A Muslim’s Perspective on Education - 3

Shad Moarif
Aug 24, 2017 · 4 min read

1.Growing up, not old

A baby crawls across the floor to reach a toy. S/he may not have any plan, just an impulse driven by curiosity: “What’s that ? “ Once in its grasp, the baby sits and “toys” with it until its relationship with the object unlocks a flow of “understanding”. Not long after, its inquisitive hold on the toy turns into memories and the physical grip becomes a “mental grasp”. The child can imagine grasping it. Later, when s/he learns its name, all of Its features are associated with the sound “bol” i.e. its functions (does it roll, does it fall, bounce and slide ?) and its nature (is it hard, soft, slippery, light, heavy?).

Now when he starts to play with it, a new sense of “ownership” slips in gently like a secret. Like the drop of the tiniest pebble, the feeling settles and spreads through the child’s consciousness like ripples on a lake. S/he now “knows” what a “ball” is whenever she hears the word (cognition). She is is able to “re-know” it (re-cognition or re-cognize) through an earlier familiarity that dissolved into intimacy.

It is a gripping, vitalizing process. Over a period, the feeling of the toy “belonging” to the child grows. The child’s self-identity gets emotionally enmeshed with the mental presence of that specific ball “inside his head”. Understandably, that object has a virtual existence in his heart and head. So, his claim ….however transient or in passing….gets invisibly stamped on that ball.
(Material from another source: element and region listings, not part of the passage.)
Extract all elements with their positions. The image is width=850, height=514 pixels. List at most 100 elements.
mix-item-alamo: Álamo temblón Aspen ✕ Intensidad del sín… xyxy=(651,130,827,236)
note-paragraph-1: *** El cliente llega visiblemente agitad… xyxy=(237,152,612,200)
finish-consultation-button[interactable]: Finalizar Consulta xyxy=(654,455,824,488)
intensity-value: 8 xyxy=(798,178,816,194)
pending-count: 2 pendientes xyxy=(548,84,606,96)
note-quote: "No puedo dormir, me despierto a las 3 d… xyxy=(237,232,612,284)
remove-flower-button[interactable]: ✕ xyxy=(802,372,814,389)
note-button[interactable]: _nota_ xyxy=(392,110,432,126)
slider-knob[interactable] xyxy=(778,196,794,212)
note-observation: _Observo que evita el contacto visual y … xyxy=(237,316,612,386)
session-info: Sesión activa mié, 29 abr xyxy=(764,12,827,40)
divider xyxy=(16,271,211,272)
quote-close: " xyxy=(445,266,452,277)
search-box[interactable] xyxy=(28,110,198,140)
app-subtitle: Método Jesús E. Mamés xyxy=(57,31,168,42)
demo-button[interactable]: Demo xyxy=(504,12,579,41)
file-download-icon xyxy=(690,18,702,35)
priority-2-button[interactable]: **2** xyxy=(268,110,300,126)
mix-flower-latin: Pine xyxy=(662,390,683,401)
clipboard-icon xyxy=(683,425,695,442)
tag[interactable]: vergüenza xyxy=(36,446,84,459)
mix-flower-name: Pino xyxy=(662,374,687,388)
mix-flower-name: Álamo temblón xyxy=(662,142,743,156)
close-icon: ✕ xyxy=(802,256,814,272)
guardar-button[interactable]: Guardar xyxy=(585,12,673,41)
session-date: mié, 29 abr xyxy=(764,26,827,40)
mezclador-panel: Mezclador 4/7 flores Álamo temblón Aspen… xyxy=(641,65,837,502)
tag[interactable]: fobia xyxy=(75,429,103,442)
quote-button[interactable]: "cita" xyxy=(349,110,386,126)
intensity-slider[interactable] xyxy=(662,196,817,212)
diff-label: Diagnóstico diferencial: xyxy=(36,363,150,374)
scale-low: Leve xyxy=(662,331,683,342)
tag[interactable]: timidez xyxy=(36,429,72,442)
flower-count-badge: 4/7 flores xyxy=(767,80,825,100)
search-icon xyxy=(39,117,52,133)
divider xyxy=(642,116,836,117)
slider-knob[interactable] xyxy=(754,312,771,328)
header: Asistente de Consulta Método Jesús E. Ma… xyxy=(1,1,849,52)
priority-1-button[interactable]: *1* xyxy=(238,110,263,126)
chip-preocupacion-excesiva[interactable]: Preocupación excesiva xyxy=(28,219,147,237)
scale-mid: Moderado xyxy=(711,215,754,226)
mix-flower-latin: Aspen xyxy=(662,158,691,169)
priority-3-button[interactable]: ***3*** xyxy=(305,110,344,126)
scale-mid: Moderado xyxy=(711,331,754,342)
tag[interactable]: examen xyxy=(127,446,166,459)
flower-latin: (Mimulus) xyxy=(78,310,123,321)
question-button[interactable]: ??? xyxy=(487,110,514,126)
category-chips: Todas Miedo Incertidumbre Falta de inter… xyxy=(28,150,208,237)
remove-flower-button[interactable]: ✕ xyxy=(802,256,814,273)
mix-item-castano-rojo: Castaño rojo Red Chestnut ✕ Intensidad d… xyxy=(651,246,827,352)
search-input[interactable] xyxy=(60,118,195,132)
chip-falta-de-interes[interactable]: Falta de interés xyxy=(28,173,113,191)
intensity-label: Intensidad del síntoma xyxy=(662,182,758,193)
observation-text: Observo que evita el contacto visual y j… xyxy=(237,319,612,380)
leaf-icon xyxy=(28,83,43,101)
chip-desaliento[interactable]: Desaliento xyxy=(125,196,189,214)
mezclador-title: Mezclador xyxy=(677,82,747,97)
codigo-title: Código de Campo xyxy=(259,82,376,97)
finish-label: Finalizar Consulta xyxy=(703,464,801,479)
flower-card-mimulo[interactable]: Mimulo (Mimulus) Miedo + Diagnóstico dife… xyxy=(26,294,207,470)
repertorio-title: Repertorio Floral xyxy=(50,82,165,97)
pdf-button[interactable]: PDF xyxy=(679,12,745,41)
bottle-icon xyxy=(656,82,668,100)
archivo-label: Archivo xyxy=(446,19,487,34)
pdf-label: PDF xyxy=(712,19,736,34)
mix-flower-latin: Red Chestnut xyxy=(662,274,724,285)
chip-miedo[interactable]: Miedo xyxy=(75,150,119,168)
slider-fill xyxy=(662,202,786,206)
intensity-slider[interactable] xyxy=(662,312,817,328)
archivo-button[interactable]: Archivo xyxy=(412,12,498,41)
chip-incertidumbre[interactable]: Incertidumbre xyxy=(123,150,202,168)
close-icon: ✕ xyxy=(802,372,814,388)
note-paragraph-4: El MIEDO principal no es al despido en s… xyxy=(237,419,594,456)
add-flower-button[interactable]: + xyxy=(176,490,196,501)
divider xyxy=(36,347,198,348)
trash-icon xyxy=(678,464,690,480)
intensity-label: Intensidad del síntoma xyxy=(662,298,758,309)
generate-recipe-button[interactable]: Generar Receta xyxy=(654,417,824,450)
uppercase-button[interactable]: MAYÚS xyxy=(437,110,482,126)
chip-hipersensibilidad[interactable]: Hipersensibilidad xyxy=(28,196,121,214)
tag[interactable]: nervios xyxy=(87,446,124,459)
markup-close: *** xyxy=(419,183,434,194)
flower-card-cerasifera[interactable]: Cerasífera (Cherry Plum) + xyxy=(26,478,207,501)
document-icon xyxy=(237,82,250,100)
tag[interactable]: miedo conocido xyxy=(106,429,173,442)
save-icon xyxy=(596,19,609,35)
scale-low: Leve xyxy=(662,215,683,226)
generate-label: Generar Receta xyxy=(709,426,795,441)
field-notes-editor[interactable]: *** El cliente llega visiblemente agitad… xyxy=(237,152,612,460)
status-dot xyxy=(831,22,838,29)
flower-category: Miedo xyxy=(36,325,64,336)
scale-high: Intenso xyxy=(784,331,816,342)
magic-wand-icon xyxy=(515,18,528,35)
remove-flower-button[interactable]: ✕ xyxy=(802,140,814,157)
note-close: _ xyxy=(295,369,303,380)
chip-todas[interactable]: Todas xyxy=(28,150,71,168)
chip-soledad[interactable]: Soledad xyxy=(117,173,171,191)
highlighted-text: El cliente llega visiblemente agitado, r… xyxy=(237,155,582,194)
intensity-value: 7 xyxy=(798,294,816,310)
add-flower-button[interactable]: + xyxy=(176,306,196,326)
If I suddenly lunge forward, grab the ball and pull it out if its grasp, how would he react? He may cry, become enraged or puzzled. He may turn away and crawl towards another toy. He might extend its arm (“Give me my toy!”) or simply wait, glancing this way and that until distracted by another movement. No matter how varied the responses, each is a reaction to my inexplicable act. I trespassed into a flowing process of knowing and owning by taking away what the child believes belongs to her. What belongs to her is more than a toy. It is a connection. A relationship. And the object represents something greater than itself. It represents something of real Value to the child, a value that spills beyond the mere function, nature and utility of the object. It has become part of her self-identity.

So in “stealing” the child’s toy I stole much more than the toy. And if I give that toy to another child, I would be adding insult to injury: another layer of distress upon the original “owner”.
This “transaction” may take all of a few minutes. It may be a drop in the ocean of its consciousness. But its impact upon the heart and mind sculpts the growing brain’s development like drops of rain that fall continuously upon an immense, undulating landscape.

2. Reason: the Pillar that Supports Rules

The reason why rules (“do not steal”) are made can be traced back to human behavior at its earliest. Behavioral consequences are visible and audible. Not visible are the spiritual and emotional ones. But we know they stay far longer than the physical loss. By ignoring what we know to be true, we express our true “Ignorance”. Why do we ignore? Perhaps something comes between what we know to be true and what we are taught (or not taught) to be “true”. What could it be? Are we drawn to low-hanging fruits (“rules” and “instructions”) that are easier to grasp than the rationale lurking inside like a pearl in a shell at the bottom of the sea? And so we get used to swimming on the surface never delving deeper for greater meaning. Our civilizing role as parents is God’s gift to Mankind. It unravels inside us naturally, intuitively. We are programmed to tease out the curiosity of childhood from the puzzlement of infancy, the meaning of adulthood from the curiosities of childhood and the wisdom of age from the meaning of adulthood. We do this by creating a wide-spectrum culture of life and living that is outwardly “ours” yet intrinsically universal.

It is not a Gift that we can afford to ignore.

The instinct to educate, the impulse to guide and mentor a child resides in us like a tiny cogwheel, an invisible rotating gear. It links up to turn larger cogwheels of physical and mental growth. Our instinct to educate as parents, elder siblings, family-members and care-givers are expressed like songs with specific lyrics that belong to the times we live in. The lyrics may change over generations, but the song stays the same.

For Muslims in general, many of our songs and lyrics have changed because we have adopted practices we do not understand even when we recognize them to be good or right. They have changed because we reject practices even when we understand them since we fear the unknown consequences their acceptance may reveal. In some sense we are lost. As a people we have lost our moorings, our anchor and consequently our courage because we do not know what we value most. How do we defend them….and more importantly, why?

At our heritage sites ancient pillars lie broken in fragments, and buildings still stand upon sand ravaged by time, lost to memory, forlorn. Others lie massacred like innocents, shell-shocked, bombed and bloodied , now exposed and vulnerable, reminding us of our present state. Sometimes, as we stand and gaze at them we catch a glimpse of what once rested upon solid foundations of laws our people understood. Those grand buildings of epic proportions were erected upon foundations of reasoning that kept them standing for centuries. They gave us laws: laws that helped our ancestors raise entire civilzations from dust to the sky.